Брыдла
К хорошему быстро привыкаешь, а плохое – это то, что всегда с тобой. Возможно, оно только со мной. Иногда кажется, что все плохое, которое черной тенью влачится за каждым бьющимся сердцем в этом мире, собирается вокруг меня. Оно носит меня на руках, создавая культ; ни за что не желает расставаться с моим бледным костлявым телом. Плохое принесло меня сюда, в черное разорванное влагалище, которое больше никогда не сможет дать жизнь, которое больше никогда не выплюнет слизь похоти. Оно лишь воняет и разлагается.
Я приехал в Брыдлу вчера утром. День был угрюмый, как и сегодняшний. Шел снег, ебя в рот царицу-весну с ее зеленью, солнцем и теплом. Я приехал сюда на раздолбанном старом автобусе. Выходя с которого, вступил в лужу, промочил свою дырявую обувь. Мне 22 года, и я наконец-то набрался смелости послать к чертям своих родителей, с которыми я жил бок о бок со дня рождения, своих немногочисленных знакомых и девиц, с которыми иногда имел весьма унылые половые связи.
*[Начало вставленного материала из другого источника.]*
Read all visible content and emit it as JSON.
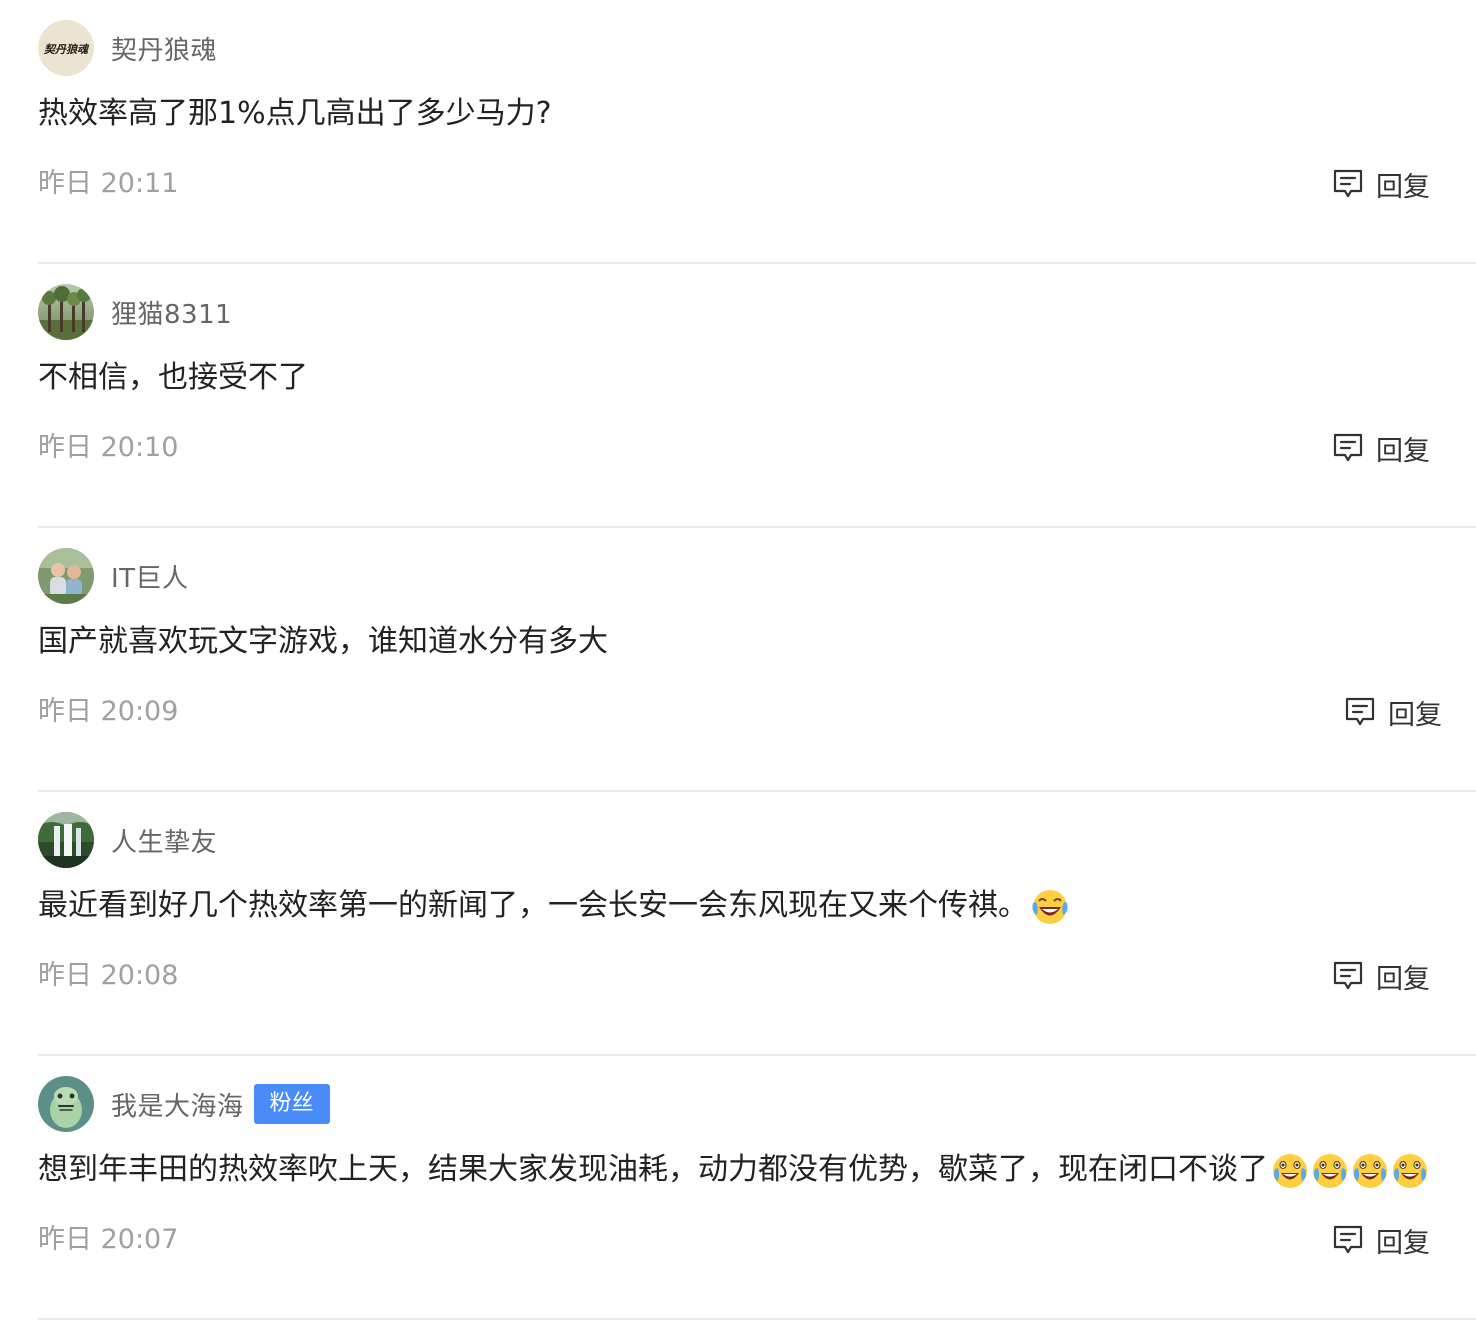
{
  "reply_label": "回复",
  "comments": [
    {
      "username": "契丹狼魂",
      "avatar_text": "契丹狼魂",
      "content": "热效率高了那1%点几高出了多少马力?",
      "time": "昨日 20:11"
    },
    {
      "username": "狸猫8311",
      "content": "不相信，也接受不了",
      "time": "昨日 20:10"
    },
    {
      "username": "IT巨人",
      "content": "国产就喜欢玩文字游戏，谁知道水分有多大",
      "time": "昨日 20:09"
    },
    {
      "username": "人生挚友",
      "content": "最近看到好几个热效率第一的新闻了，一会长安一会东风现在又来个传祺。",
      "emojis": [
        "laugh-cry-emoji"
      ],
      "time": "昨日 20:08"
    },
    {
      "username": "我是大海海",
      "badge": "粉丝",
      "content": "想到年丰田的热效率吹上天，结果大家发现油耗，动力都没有优势，歇菜了，现在闭口不谈了",
      "emojis": [
        "tears-of-joy-emoji",
        "tears-of-joy-emoji",
        "tears-of-joy-emoji",
        "tears-of-joy-emoji"
      ],
      "time": "昨日 20:07"
    }
  ],
  "colors": {
    "badge_bg": "#4a8cf7",
    "username": "#666666",
    "content": "#222222",
    "timestamp": "#a0a0a0",
    "divider": "#e9e9e9"
  }
}
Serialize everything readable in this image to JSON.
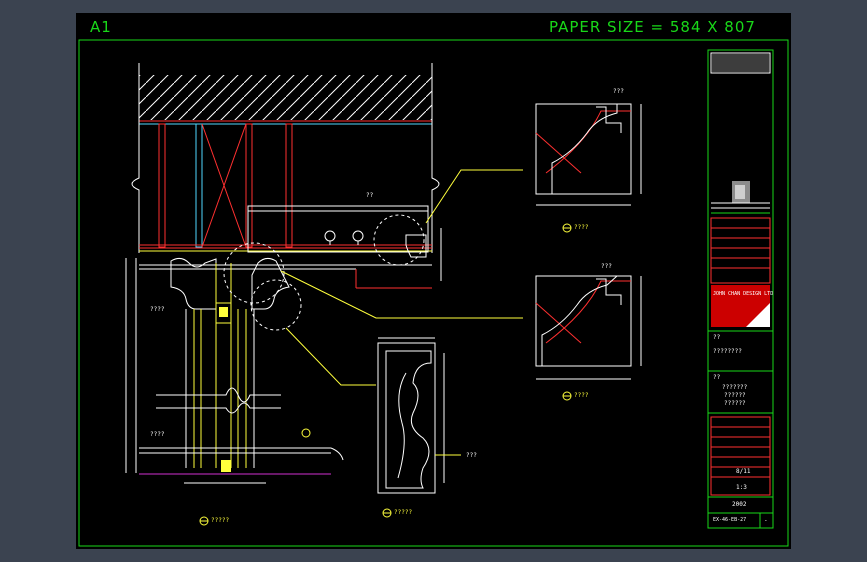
{
  "sheet": {
    "size_label": "A1",
    "paper_label": "PAPER SIZE = 584 X 807"
  },
  "details": {
    "main_caption": "?????",
    "top_section_caption": "????",
    "middle_section_caption": "????",
    "molding_caption": "?????",
    "main_label_a": "????",
    "main_label_b": "????",
    "main_label_top": "??",
    "molding_note": "???",
    "top_section_note": "???",
    "middle_section_note": "???"
  },
  "title_block": {
    "company": "JOHN CHAN DESIGN LTD",
    "note_heading": "??",
    "drawing_title": "????????",
    "sub_heading": "??",
    "sub_lines": [
      "???????",
      "??????",
      "??????"
    ],
    "scale": "8/11",
    "sheet_no": "1:3",
    "date": "2002",
    "drawing_no": "EX-46-EB-27",
    "revision": "-"
  },
  "colors": {
    "sheet_bg": "#000000",
    "outer_bg": "#3b4350",
    "border": "#19d819",
    "line_yellow": "#ffff3c",
    "line_red": "#ff2020",
    "line_white": "#ffffff",
    "line_cyan": "#4fd8ff"
  }
}
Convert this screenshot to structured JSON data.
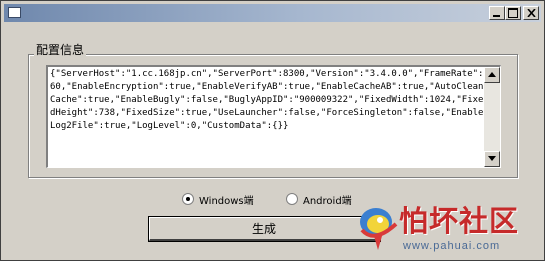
{
  "window": {
    "title": "",
    "buttons": {
      "minimize": "minimize-icon",
      "maximize": "maximize-icon",
      "close": "close-icon"
    }
  },
  "config_group": {
    "label": "配置信息",
    "text": "{\"ServerHost\":\"1.cc.168jp.cn\",\"ServerPort\":8300,\"Version\":\"3.4.0.0\",\"FrameRate\":60,\"EnableEncryption\":true,\"EnableVerifyAB\":true,\"EnableCacheAB\":true,\"AutoCleanCache\":true,\"EnableBugly\":false,\"BuglyAppID\":\"900009322\",\"FixedWidth\":1024,\"FixedHeight\":738,\"FixedSize\":true,\"UseLauncher\":false,\"ForceSingleton\":false,\"EnableLog2File\":true,\"LogLevel\":0,\"CustomData\":{}}"
  },
  "platform": {
    "options": [
      {
        "label": "Windows端",
        "checked": true
      },
      {
        "label": "Android端",
        "checked": false
      }
    ]
  },
  "actions": {
    "generate_label": "生成"
  },
  "watermark": {
    "text": "怕坏社区",
    "url": "www.pahuai.com"
  },
  "colors": {
    "face": "#d4d0c8",
    "titlebar_start": "#6f88ad",
    "watermark_red": "#c62a2a"
  }
}
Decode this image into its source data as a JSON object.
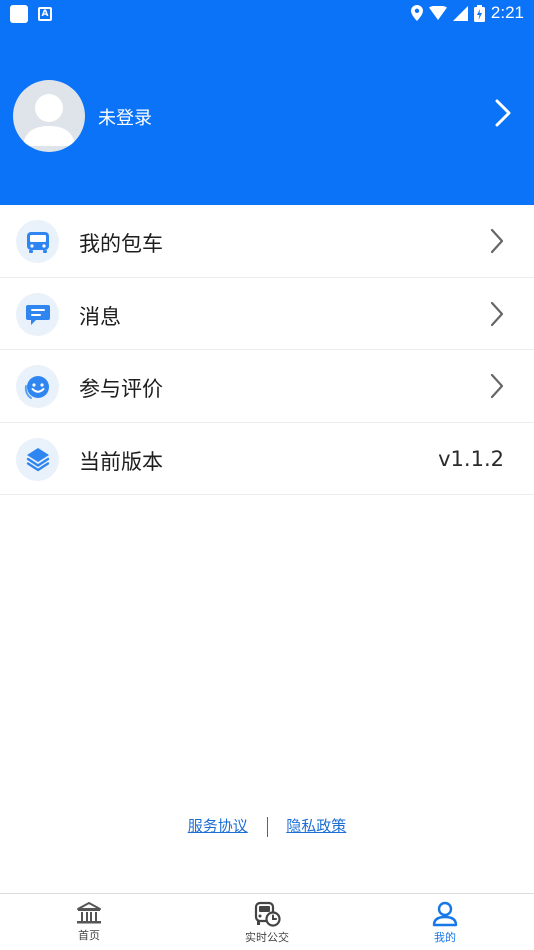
{
  "status_bar": {
    "time": "2:21"
  },
  "profile": {
    "username": "未登录"
  },
  "menu": {
    "items": [
      {
        "label": "我的包车",
        "icon": "bus-icon"
      },
      {
        "label": "消息",
        "icon": "message-icon"
      },
      {
        "label": "参与评价",
        "icon": "smiley-icon"
      },
      {
        "label": "当前版本",
        "icon": "layers-icon",
        "value": "v1.1.2"
      }
    ]
  },
  "links": {
    "service": "服务协议",
    "privacy": "隐私政策"
  },
  "tabbar": {
    "tabs": [
      {
        "label": "首页",
        "icon": "home-icon"
      },
      {
        "label": "实时公交",
        "icon": "realtime-bus-icon"
      },
      {
        "label": "我的",
        "icon": "user-icon",
        "active": true
      }
    ]
  },
  "colors": {
    "primary": "#0a73f7",
    "link": "#1d6fd6",
    "active_tab": "#1677e8"
  }
}
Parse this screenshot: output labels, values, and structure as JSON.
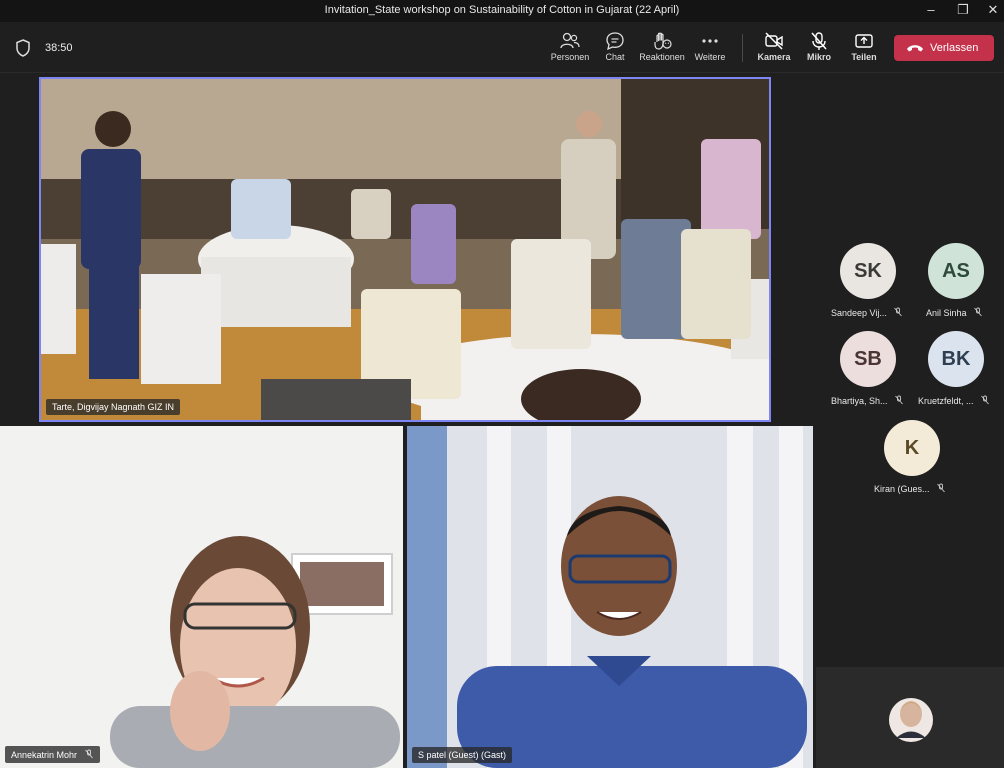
{
  "window": {
    "title": "Invitation_State workshop on Sustainability of Cotton in Gujarat (22 April)"
  },
  "meeting": {
    "timer": "38:50"
  },
  "toolbar": {
    "people": "Personen",
    "chat": "Chat",
    "reactions": "Reaktionen",
    "more": "Weitere",
    "camera": "Kamera",
    "mic": "Mikro",
    "share": "Teilen",
    "leave": "Verlassen"
  },
  "colors": {
    "leave": "#c4314b",
    "active_border": "#7f85f5",
    "background": "#1f1f1f"
  },
  "video_tiles": [
    {
      "name": "Tarte, Digvijay Nagnath GIZ IN"
    },
    {
      "name": "Annekatrin Mohr"
    },
    {
      "name": "S patel (Guest) (Gast)"
    }
  ],
  "participants": [
    {
      "initials": "SK",
      "name": "Sandeep Vij...",
      "color": "#e9e6e1",
      "text": "#3c3a36"
    },
    {
      "initials": "AS",
      "name": "Anil Sinha",
      "color": "#cfe3d8",
      "text": "#2e4a3d"
    },
    {
      "initials": "SB",
      "name": "Bhartiya, Sh...",
      "color": "#eddede",
      "text": "#4a3434"
    },
    {
      "initials": "BK",
      "name": "Kruetzfeldt, ...",
      "color": "#dbe4ee",
      "text": "#2e3f52"
    },
    {
      "initials": "K",
      "name": "Kiran (Gues...",
      "color": "#f3ead8",
      "text": "#5a4a28"
    }
  ],
  "icons": [
    "shield-icon",
    "people-icon",
    "chat-icon",
    "reactions-icon",
    "more-icon",
    "camera-off-icon",
    "mic-off-icon",
    "share-icon",
    "phone-icon",
    "minimize-icon",
    "restore-icon",
    "close-icon"
  ]
}
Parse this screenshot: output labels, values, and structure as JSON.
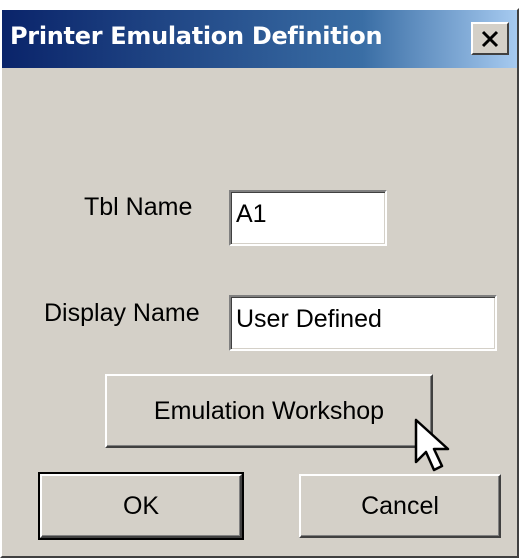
{
  "window": {
    "title": "Printer Emulation Definition",
    "close_glyph": "✕"
  },
  "form": {
    "tbl_name": {
      "label": "Tbl Name",
      "value": "A1"
    },
    "display_name": {
      "label": "Display Name",
      "value": "User Defined"
    }
  },
  "buttons": {
    "workshop_label": "Emulation Workshop",
    "ok_label": "OK",
    "cancel_label": "Cancel"
  },
  "icons": {
    "close": "close-icon",
    "cursor": "mouse-pointer-icon"
  },
  "colors": {
    "titlebar_start": "#0a246a",
    "titlebar_end": "#a6caf0",
    "dialog_bg": "#d4d0c8"
  }
}
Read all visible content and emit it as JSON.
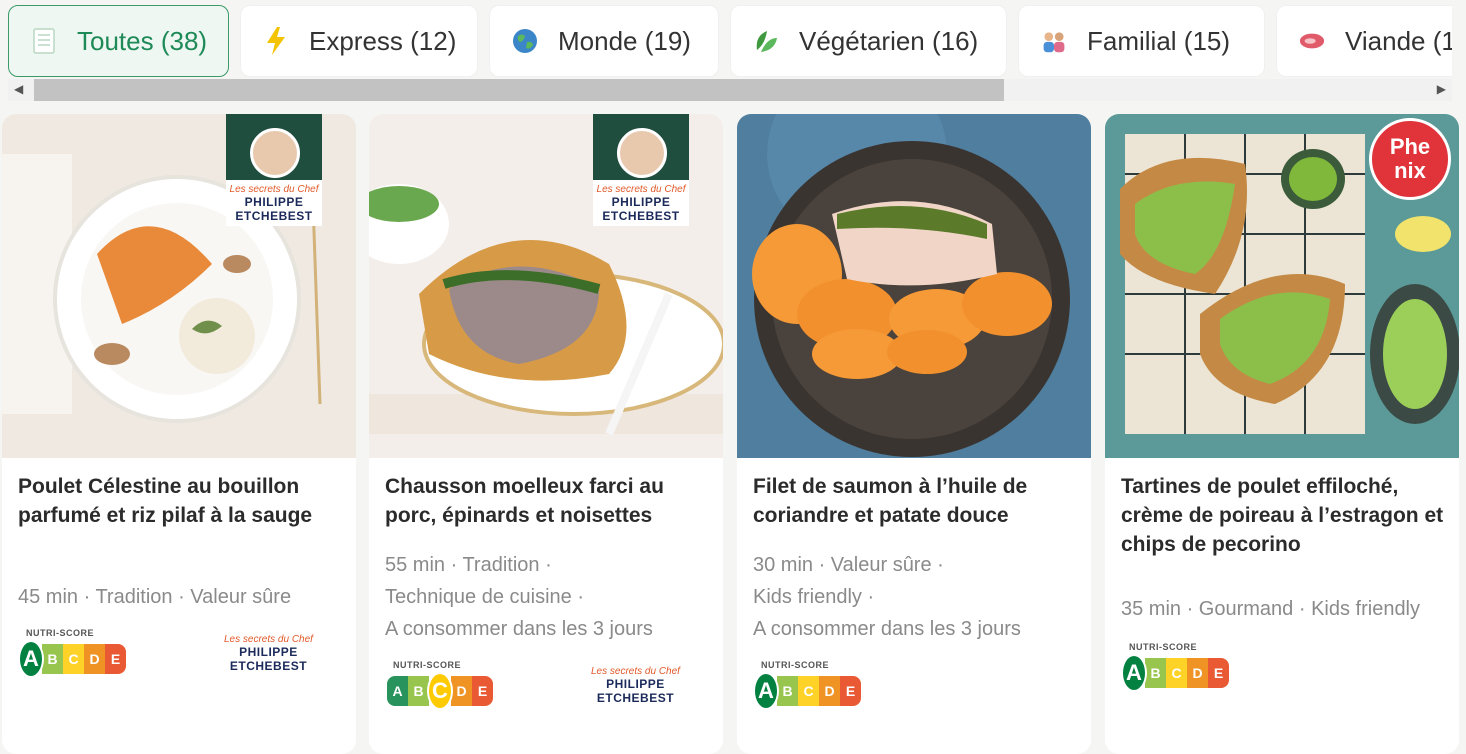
{
  "tabs": [
    {
      "label": "Toutes (38)",
      "icon": "list-icon",
      "active": true
    },
    {
      "label": "Express (12)",
      "icon": "lightning-icon"
    },
    {
      "label": "Monde (19)",
      "icon": "globe-icon"
    },
    {
      "label": "Végétarien (16)",
      "icon": "leaf-icon"
    },
    {
      "label": "Familial (15)",
      "icon": "family-icon"
    },
    {
      "label": "Viande (1",
      "icon": "meat-icon"
    }
  ],
  "recipes": [
    {
      "title": "Poulet Célestine au bouillon parfumé et riz pilaf à la sauge",
      "meta_lines": [
        "45 min · Tradition · Valeur sûre"
      ],
      "nutri_label": "NUTRI-SCORE",
      "nutri_score": "A",
      "badge": "chef",
      "brand": {
        "small": "Les secrets du Chef",
        "big1": "PHILIPPE",
        "big2": "ETCHEBEST"
      }
    },
    {
      "title": "Chausson moelleux farci au porc, épinards et noisettes",
      "meta_lines": [
        "55 min · Tradition ·",
        "Technique de cuisine ·",
        "A consommer dans les 3 jours"
      ],
      "nutri_label": "NUTRI-SCORE",
      "nutri_score": "C",
      "badge": "chef",
      "brand": {
        "small": "Les secrets du Chef",
        "big1": "PHILIPPE",
        "big2": "ETCHEBEST"
      }
    },
    {
      "title": "Filet de saumon à l’huile de coriandre et patate douce",
      "meta_lines": [
        "30 min · Valeur sûre ·",
        "Kids friendly ·",
        "A consommer dans les 3 jours"
      ],
      "nutri_label": "NUTRI-SCORE",
      "nutri_score": "A"
    },
    {
      "title": "Tartines de poulet effiloché, crème de poireau à l’estragon et chips de pecorino",
      "meta_lines": [
        "35 min · Gourmand · Kids friendly"
      ],
      "nutri_label": "NUTRI-SCORE",
      "nutri_score": "A",
      "badge": "phenix",
      "badge_text": [
        "Phe",
        "nix"
      ]
    }
  ],
  "colors": {
    "accent": "#1e8a58",
    "nutri_a": "#038141",
    "nutri_b": "#85bb2f",
    "nutri_c": "#fecb02",
    "nutri_d": "#ee8100",
    "nutri_e": "#e63e11"
  }
}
Я прибыл именно сюда, потому что денег мне хватило на билет именно сюда. Я не знал о существовании этой дыры раньше. Я вышел с автобуса и оглянулся по сторонам: сырой и липкий эфир. Несколько автобусов, кучка обывателей, небольшая бетонная касса с разбитым стеклом, больше напоминающая туалет. Обретенная мною свобода, мой чистый лист меня не радовали. Я пошел в сторону города, по крайней мере, мне так показалось. Я шел в поисках ручки, которой бы заполнил белизну листа.
На пути моем стал небольшой гендель, снаружи он тоже напоминал туалет. Я зашел в надежде отогреться. Затхлый тяжелый воздух сразу же встретил меня, а запах копченой рыбы и бомжей заставил мою блевоту зашевелиться. Внутри было несколько столов, один с которых лишь был свободен. Меня это удивило, ведь сейчас будний день, позднее утро. Я проследовал к столу и сел. Положив руки на стол, я сразу же влез в какую-то вонючую и липкую жижу. Я вытер рукав курточки о стену, что еще больше его запачкало.
Сняв шапку и бросив ее на стул – таким образом заняв место, я подошел к довольно тучной девушке, стоявшей у прилавка. То ли она бармен, то ли продавец. На вид ей под тридцать лет, на ее розовой кофте два жирных заметных пятна. Верхнюю губу украшали жиденькие черненькие усики.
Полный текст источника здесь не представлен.